Tested on 1,000,000 rows, Intel i-series CPU, Python 3.14, Windows.

### maskops throughput (v0.1.1 — IBAN, VAT, Email, Phone)

| Profile | Expression | Time | Rows/s | MB/s |
|---------|-----------|------|--------|------|
| clean (no PII) | `mask_pii` | 0.625s | 1,600,939 | 35.2 |
| clean (no PII) | `contains_pii` | 0.203s | 4,938,072 | 108.6 |
| dense (all PII) | `mask_pii` | 1.871s | 534,502 | 11.8 |
| dense (all PII) | `contains_pii` | 0.059s | 16,831,928 | 370.3 |
| mixed (50/50) | `mask_pii` | 1.000s | 1,000,235 | 22.0 |
| mixed (50/50) | `contains_pii` | 0.137s | 7,276,172 | 160.1 |

### vs pure Python regex (same machine)

| Profile | maskops `mask_pii` | Python `re` | Speedup |
|---------|-------------------|-------------|---------|
| clean | 0.625s | 0.918s | **1.5×** |
| dense | 1.871s | 1.543s | **0.8×** |
| mixed | 1.000s | 1.268s | **1.3×** |

> v0.1.1 adds email and phone patterns, so `mask_pii` now runs 4 pattern checks per row instead of 2. Clean and mixed data remain faster than pure Python. On dense data (every row contains PII matched by multiple patterns) the extra pattern overhead puts maskops slightly behind — this is expected and will improve with short-circuit optimisation in a future release. `contains_pii` is unaffected as it exits on first match.

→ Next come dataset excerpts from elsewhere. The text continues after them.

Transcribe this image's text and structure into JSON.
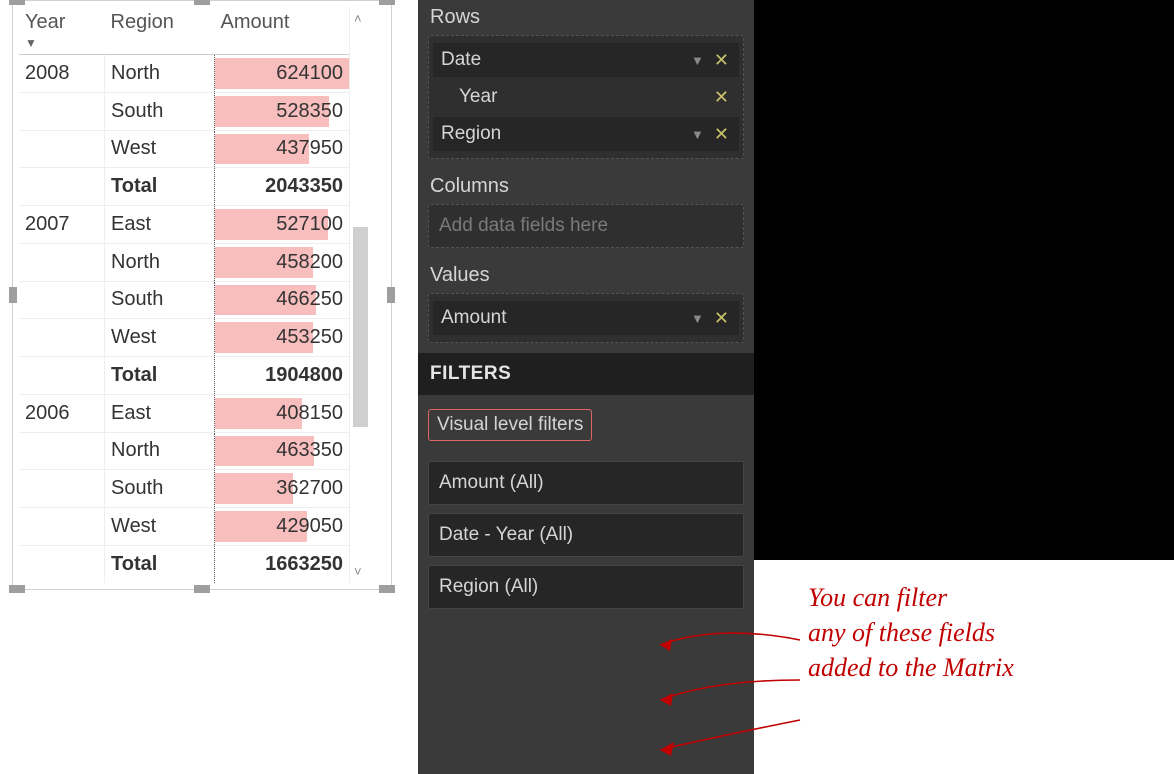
{
  "matrix": {
    "headers": {
      "year": "Year",
      "region": "Region",
      "amount": "Amount"
    },
    "max_amount": 624100,
    "groups": [
      {
        "year": "2008",
        "rows": [
          {
            "region": "North",
            "amount": 624100
          },
          {
            "region": "South",
            "amount": 528350
          },
          {
            "region": "West",
            "amount": 437950
          }
        ],
        "total_label": "Total",
        "total_amount": 2043350
      },
      {
        "year": "2007",
        "rows": [
          {
            "region": "East",
            "amount": 527100
          },
          {
            "region": "North",
            "amount": 458200
          },
          {
            "region": "South",
            "amount": 466250
          },
          {
            "region": "West",
            "amount": 453250
          }
        ],
        "total_label": "Total",
        "total_amount": 1904800
      },
      {
        "year": "2006",
        "rows": [
          {
            "region": "East",
            "amount": 408150
          },
          {
            "region": "North",
            "amount": 463350
          },
          {
            "region": "South",
            "amount": 362700
          },
          {
            "region": "West",
            "amount": 429050
          }
        ],
        "total_label": "Total",
        "total_amount": 1663250
      }
    ]
  },
  "panel": {
    "rows_label": "Rows",
    "rows_fields": {
      "date": "Date",
      "year": "Year",
      "region": "Region"
    },
    "columns_label": "Columns",
    "columns_placeholder": "Add data fields here",
    "values_label": "Values",
    "values_field": "Amount",
    "filters_header": "FILTERS",
    "visual_level_filters": "Visual level filters",
    "filter_items": {
      "amount": "Amount  (All)",
      "date_year": "Date - Year  (All)",
      "region": "Region  (All)"
    }
  },
  "annotation": {
    "line1": "You can filter",
    "line2": "any of these fields",
    "line3": "added to the Matrix"
  }
}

### vs Microsoft Presidio (estimated)

Presidio processes structured DataFrames via `presidio-structured`, which runs a spaCy NLP pipeline per row. Based on community reports and the architecture:

| Tool | Throughput (structured data) | Requires NLP model |
|------|------------------------------|-------------------|
| maskops | ~500K–17M rows/s | No |
| Presidio (regex-only recognizers) | ~10–50K rows/s* | No |
| Presidio (spaCy NER) | ~1–5K rows/s* | Yes (250MB+) |

\* Estimated from community benchmarks and Presidio's own documentation noting it is "not optimized for bulk structured data." [Microsoft confirmed no official throughput benchmarks exist.](https://github.com/microsoft/presidio/discussions/1226)

**maskops is purpose-built for structured data pipelines where Presidio's NLP overhead is unnecessary.**